French Onion Atlantic Cod Baguettes
To cheese or not to cheese? The debate of whether or not to put cheese on fish has broken many friendships. At Iceland Catch we want to give everyone a chance to have a say in the debate. We’ve taken the classic flavors of French onion soup and turned them into a beautiful open-faced sandwich with our sweet tender cod as the star. You never know, this dish may just convert those “no cheese on fish people” in your life.
Serves 4
2 Tbsp. unsalted butter
3 Tbsp. olive oil, more for drizzling
3 large white onions, thinly sliced
Kosher salt and freshly ground black pepper
4 cod fillets
1 demi baguette, halved lengthwise and split
4 oz. gruyere, grated
¼ cup coarsely chopped fresh parsley
In a large heavy bottomed skillet melt the butter and 2 Tbsp. oil over medium low heat.
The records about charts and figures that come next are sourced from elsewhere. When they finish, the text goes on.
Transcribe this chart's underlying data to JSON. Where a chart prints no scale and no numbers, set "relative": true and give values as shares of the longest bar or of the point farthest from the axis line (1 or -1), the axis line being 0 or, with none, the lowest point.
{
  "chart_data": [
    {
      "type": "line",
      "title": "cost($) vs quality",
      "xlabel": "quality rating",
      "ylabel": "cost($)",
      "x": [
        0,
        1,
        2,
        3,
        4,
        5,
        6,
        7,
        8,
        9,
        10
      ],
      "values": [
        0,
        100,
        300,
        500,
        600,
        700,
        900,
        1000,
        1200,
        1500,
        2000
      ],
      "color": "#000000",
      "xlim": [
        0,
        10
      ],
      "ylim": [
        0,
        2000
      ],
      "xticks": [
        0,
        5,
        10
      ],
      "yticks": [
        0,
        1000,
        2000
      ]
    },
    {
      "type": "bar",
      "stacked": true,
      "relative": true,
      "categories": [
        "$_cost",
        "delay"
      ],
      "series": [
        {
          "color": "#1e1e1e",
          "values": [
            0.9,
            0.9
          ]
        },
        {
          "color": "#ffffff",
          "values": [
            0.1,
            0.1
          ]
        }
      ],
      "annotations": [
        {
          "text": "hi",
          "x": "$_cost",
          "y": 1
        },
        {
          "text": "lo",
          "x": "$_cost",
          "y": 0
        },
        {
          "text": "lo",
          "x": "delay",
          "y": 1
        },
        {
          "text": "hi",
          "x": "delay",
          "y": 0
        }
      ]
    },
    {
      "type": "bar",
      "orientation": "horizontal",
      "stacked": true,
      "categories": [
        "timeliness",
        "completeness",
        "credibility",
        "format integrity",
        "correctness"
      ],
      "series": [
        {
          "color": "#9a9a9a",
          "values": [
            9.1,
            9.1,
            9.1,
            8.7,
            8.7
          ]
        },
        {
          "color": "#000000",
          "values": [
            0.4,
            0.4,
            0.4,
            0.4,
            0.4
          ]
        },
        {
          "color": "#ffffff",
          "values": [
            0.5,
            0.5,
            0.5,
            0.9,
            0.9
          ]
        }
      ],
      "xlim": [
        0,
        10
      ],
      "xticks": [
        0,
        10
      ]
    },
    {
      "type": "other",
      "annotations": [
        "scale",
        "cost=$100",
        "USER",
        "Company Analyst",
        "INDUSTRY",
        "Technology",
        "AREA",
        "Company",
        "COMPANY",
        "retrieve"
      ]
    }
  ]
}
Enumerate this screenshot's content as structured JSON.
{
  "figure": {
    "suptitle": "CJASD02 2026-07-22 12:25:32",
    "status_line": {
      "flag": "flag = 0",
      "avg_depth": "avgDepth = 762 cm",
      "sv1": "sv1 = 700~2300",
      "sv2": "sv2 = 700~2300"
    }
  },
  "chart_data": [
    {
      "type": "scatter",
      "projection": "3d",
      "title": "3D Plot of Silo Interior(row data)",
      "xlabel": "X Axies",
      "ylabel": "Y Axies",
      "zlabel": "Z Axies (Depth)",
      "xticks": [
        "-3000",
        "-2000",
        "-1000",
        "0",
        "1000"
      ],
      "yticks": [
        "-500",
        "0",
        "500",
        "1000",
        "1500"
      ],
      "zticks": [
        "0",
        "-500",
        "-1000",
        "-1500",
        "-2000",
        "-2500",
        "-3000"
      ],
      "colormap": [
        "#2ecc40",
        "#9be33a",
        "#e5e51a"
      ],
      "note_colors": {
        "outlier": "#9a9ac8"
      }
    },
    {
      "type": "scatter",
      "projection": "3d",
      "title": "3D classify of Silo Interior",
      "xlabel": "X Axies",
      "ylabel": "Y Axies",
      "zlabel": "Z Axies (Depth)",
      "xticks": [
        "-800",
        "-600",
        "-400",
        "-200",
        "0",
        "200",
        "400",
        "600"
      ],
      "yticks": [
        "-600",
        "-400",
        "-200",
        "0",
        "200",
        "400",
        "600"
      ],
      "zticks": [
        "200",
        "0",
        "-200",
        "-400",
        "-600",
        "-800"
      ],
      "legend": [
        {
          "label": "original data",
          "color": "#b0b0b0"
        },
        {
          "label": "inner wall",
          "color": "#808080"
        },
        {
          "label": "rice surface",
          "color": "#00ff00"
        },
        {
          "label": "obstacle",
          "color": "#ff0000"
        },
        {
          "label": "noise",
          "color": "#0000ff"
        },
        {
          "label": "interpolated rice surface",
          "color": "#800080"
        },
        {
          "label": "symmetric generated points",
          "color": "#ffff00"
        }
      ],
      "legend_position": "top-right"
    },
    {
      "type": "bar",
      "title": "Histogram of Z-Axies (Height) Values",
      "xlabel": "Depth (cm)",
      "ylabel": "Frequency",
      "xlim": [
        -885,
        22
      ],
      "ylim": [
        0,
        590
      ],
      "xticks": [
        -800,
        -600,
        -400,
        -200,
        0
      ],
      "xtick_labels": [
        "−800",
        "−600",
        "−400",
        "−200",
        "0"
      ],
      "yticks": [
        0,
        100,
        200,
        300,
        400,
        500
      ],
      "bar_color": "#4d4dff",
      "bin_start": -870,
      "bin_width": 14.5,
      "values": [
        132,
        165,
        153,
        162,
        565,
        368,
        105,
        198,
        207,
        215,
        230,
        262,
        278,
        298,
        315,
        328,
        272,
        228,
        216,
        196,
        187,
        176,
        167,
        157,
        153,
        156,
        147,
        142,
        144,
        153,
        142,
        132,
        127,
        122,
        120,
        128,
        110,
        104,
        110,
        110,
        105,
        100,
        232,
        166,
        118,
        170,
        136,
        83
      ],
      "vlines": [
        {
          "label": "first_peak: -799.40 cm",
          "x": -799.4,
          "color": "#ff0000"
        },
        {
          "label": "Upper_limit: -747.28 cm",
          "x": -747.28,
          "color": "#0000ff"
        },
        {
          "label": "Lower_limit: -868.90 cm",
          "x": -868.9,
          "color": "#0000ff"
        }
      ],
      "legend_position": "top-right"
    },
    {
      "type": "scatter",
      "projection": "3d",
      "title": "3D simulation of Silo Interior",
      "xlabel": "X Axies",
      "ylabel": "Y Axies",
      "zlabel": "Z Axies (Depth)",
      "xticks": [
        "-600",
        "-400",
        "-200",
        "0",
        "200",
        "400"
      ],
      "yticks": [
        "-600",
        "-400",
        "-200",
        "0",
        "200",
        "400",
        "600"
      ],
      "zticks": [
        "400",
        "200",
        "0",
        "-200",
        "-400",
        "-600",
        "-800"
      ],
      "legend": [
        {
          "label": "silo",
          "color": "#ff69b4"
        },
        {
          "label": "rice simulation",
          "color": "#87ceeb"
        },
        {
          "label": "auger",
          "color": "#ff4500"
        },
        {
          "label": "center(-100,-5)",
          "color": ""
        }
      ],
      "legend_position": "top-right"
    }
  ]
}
Add the onions and a large pinch of salt. Cook, stirring, until the onions are completely soft and browned throughout, about 20 minutes.
Transfer the onions to a bowl and add the remaining Tbsp. oil and raise the heat to medium-high. Season the cod fillets with salt and pepper. Sear the cod until golden, about 4 minutes, then flip and sear the other side, about 4 minutes.
Heat the oven to broil. Place the baguette halves cut side up on a large rimmed baking sheet.
Drizzle the tops with a little olive oil. Transfer each cod fillets to a piece of bread. Top with a quarter of the caramelized onions and sprinkle with the gruyere. Broil until the cheese is melted and bubbling, about 4 minutes.
Transfer to a plate and sprinkle with the parsley.